Chacun sait que l’écriture arménienne est ancienne. Nombreux sont les articles et les livres qui racontent sa création et présentent son inventeur. Pour donner quelques indications, je me contenterai de citer Antoine Meillet qui, dans sa grammaire « Altarmenisches Elementarbuch » (Heidelberg 1913), explique au §3 que « L’écriture arménienne doit avoir été créée pendant la première moitié du Ve siècle après Jésus-Christ, dans la partie du royaume d’Arménie qui dépendait des Perses, et par un religieux qui, selon Koriwn et Łazar de P’arpi, se nommait Maštoc’ (Մաշտոց ou Մաշթոց les manuscrits varient), et d’après Moïse de Khorène, Mesrob (Մեսրովբ) ».

Les manuscrits montrent principalement 4 styles d’écriture :

a) Երկաթագիր (ergat’agir)

Exemple de ergatagir

L’étymologie nous apprend que ce sont des lettres de fer : Երկաթ (fer) -ա- (liaison euphonique) et գիր (lettre). Il s’agit d’onciales qui seront utilisés plus tard comme majuscules, notamment dans l’imprimerie.
Note : Un manuscrit du VIe ou VIIe siècle sur papyrus (BNF MS orientaux arméniens 332) présente des caractères qui en sont très proches.

b) Բոլորգիր (bolorgir)

Exemple de bolorgir

Le mot բոլորգիր se décompose en բոլոր (entier, rond, arrondi, mais aussi guirlande) et գիր (lettre). Ce sont des minuscules qu’on retrouve dans de très nombreux manuscrits. L’imprimerie les adoptera et poussera la coquetterie jusqu’à placer dans les casses plusieurs formes différentes d’un même caractère. La page imprimée avait ainsi toute l’apparence d’une page calligraphiée. Avec l’ergat’agir pour majuscule et le bologir pour majuscule, l’écriture est donc bicamérale ce que l’imprimerie traduit en haute et basse casses.

c) Նոտրգիր (notrgir)

Exemple de notrgir

Le dictionnaire Calfa (1861) nous en donne deux orthographes : Նոտրգիր ou Նօտրգիր. L’étymologie nous apprend sans l’ombre d’un doute que cette l’écriture est celle des notaires. Ces cursives ont eu un usage similaire aux italiques dans l’imprimerie. Elles servaient ainsi souvent aux notes, aux index, etc. Elles sont quasiment désuètes aujourd’hui. Il faut dire qu’elles ne sont pas faciles à lire.

d) Զարդագիր (zartagir)

Exemple de zartagir

Le mot dérive de զարդ (ornement) -ա- (liaison euphonique) et գիր (lettre). Cette écriture est ornée de différents animaux finement dessinés dans des entrelacs savants. Ce sont principalement des oiseaux, mais aussi des poissons. Les lettrines qui ouvrent les chapitres sont régulièrement ornées et forment de beaux exemples de zartagir. L’imprimerie a rarement adopté ces caractères. On peut en voir par exemple dans le livre que Giovanni Cristoforo Amaduzzi publie à Rome en 1784 sous le titre « Alphabetum armenum ».

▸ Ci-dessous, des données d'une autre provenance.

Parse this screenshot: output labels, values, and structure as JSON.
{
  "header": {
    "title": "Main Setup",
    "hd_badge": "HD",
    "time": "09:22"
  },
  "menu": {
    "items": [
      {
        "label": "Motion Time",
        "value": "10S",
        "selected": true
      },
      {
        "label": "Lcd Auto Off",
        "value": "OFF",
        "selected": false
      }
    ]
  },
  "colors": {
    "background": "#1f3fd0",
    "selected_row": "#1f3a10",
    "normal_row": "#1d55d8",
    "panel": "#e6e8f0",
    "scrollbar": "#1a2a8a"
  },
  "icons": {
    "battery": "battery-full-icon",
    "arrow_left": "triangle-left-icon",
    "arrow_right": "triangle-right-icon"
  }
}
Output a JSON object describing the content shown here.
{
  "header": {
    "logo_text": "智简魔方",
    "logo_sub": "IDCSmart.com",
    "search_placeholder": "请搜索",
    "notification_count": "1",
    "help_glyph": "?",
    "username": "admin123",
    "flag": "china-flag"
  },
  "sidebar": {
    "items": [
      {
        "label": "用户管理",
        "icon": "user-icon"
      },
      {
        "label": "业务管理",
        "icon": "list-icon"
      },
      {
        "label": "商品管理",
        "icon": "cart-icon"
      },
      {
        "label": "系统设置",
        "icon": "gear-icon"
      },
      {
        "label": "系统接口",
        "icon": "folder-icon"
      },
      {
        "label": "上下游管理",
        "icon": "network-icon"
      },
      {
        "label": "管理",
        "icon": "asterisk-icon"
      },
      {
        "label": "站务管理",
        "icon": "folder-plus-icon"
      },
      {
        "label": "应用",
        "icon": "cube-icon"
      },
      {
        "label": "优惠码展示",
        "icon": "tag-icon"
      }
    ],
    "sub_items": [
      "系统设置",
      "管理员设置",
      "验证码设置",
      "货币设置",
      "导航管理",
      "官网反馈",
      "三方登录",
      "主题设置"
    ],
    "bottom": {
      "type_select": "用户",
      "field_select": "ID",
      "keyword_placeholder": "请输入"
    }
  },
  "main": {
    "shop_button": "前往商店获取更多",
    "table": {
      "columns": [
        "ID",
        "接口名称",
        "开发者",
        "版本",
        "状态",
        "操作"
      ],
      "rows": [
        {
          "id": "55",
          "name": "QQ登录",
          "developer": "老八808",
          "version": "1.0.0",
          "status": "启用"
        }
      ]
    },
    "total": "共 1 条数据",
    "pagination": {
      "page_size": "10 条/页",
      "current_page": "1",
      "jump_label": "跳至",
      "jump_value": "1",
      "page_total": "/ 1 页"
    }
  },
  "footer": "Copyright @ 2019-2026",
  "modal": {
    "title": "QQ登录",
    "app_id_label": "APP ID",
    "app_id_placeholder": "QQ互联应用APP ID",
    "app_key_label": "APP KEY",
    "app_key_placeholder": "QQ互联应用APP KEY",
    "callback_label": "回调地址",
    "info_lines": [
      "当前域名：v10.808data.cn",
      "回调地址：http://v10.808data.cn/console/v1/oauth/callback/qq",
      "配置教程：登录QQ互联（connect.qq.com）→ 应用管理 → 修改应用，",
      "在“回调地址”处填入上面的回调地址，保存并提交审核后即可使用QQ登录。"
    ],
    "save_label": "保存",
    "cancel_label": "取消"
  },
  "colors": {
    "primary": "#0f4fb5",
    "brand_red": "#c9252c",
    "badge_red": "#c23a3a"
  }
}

Un cinquième style est à mentionner, même s’il est rarement observé dans les manuscrits et totalement absent en imprimerie.

e) Շեղագիր (šexagir)

Comme pour les anglaises, la cursive attache les lettres les unes aux autres. Historiquement exécutée à l’aide d’un stylet de roseau, puis à la plume, sa caractéristique principale est de donner une égale largeur à tous ses éléments. En général, la forme des lettres ne rappelle que de manière irrégulière le bolorgir, mais certains éléments sont de toute évidence des erkat’agir. Elle est à la base de l’écriture manuscrite contemporaine arménienne (exemple ci-dessus).